Tug boat.jpgAs a New York Attorney who represents seaman who sustain personal injuries, in New York harbor, I am familiar with the doctrine of unseaworthiness. The general maritime law imposes a duty on shipowners to provide vessels, equipment and crew which are reasonably fit for their intended use. If the vessel, or its equipment or crew are not reasonably fit for their intended use, then the ship or that part of the ship or its equipment or crew, is unseaworthy. Shipowners are responsible to compensate professional mariners who sustain personal injuries because of dangerous conditions aboard a ship.

Unseaworthiness is a claim that the ship or its crew or equipment was not reasonably fit for its intended purpose. To establish an unseaworthiness claim, an injured maritime worker must establish that the ship or its equipment or crew, was unseaworthy; and that such unseaworthiness was a proximate cause of the sailor's personal injury.

A vessel may be unseaworthy because of an inadequate or incompetent crew, including the presence of especially dangerous seamen on the crew; or an assignment of an insufficient number of men to a task; or the. failure to properly maintain equipment; or the failure of equipment under normal and proper use; or misuse of even non-defective, otherwise seaworthy gear; or 'any other unsafe part of the vessel and appurtenances, or any defective gear used; or the lack of a safe means of boarding and departing the vessel.

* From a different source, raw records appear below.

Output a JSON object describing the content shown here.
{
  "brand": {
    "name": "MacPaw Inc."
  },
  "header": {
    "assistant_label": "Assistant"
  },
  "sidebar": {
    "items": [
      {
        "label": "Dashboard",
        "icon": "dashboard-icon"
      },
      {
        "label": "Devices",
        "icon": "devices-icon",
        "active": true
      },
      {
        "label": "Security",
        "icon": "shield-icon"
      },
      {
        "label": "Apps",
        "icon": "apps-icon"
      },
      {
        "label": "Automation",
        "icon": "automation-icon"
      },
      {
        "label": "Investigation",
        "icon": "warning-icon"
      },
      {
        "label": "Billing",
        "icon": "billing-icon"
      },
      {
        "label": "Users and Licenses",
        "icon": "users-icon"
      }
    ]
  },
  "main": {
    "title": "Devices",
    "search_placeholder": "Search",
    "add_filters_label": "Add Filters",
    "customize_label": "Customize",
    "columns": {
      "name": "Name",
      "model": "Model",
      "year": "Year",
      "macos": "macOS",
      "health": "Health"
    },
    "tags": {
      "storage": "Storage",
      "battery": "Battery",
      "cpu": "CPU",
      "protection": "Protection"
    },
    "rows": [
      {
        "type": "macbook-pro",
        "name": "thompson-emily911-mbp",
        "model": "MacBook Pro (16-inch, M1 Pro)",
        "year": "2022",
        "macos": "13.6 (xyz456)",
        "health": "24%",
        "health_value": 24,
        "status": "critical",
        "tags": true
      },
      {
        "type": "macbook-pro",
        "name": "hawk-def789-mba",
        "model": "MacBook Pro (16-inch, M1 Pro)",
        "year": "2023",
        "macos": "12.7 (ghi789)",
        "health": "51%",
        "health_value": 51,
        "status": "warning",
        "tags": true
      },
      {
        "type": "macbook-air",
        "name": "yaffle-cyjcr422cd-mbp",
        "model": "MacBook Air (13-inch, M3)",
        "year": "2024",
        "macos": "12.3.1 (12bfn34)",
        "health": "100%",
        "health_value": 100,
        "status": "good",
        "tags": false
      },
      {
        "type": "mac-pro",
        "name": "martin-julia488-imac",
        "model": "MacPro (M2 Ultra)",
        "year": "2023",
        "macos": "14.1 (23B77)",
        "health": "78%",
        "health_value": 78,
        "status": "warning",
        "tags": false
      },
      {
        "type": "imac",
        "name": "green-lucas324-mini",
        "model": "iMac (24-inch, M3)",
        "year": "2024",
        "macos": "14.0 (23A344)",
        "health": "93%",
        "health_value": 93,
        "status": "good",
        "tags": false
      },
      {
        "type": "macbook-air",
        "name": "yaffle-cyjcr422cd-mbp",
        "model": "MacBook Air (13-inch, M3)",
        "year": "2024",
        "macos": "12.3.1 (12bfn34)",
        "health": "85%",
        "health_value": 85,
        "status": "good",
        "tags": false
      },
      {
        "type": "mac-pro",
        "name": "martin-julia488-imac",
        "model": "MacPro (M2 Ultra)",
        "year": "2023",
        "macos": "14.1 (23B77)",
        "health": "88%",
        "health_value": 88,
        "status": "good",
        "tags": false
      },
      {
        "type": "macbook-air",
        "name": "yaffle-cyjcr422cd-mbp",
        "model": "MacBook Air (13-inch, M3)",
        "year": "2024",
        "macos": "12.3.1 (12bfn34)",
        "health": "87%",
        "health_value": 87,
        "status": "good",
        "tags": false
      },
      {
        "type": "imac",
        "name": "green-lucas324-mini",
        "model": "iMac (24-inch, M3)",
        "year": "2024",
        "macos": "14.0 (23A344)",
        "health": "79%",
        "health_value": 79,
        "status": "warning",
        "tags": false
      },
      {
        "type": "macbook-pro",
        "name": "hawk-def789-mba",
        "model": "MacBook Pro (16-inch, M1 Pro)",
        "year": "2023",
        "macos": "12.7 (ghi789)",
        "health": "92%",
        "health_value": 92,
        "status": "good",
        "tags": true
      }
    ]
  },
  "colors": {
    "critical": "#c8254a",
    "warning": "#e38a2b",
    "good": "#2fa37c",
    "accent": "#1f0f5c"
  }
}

The shipowner's duty to provide a seaworthy ship is absolute, continuing and may not be delegated to a third party. This means the shipowner is responsible for the dangerous condition aboard a ship regardless of who created it. The shipowner's lack of knowledge or lack of opportunity to correct such conditions, or the shipowner's diligence are irrelevant. If the ship or its equipment or crew (or the relevant part) was unseaworthy and such unseaworthiness was a proximate cause of an injury to plaintiff, then the shipowner is liable to the plaintiff. It is the shipowner's duty to provide a ship, equipment and crew which are reasonably fit for their intended purpose.

If a dangerous condition exists aboard a vessel, whether it was brought into existence by the ship's crew, a third party, or even a fellow employee, the shipowner would still be liable.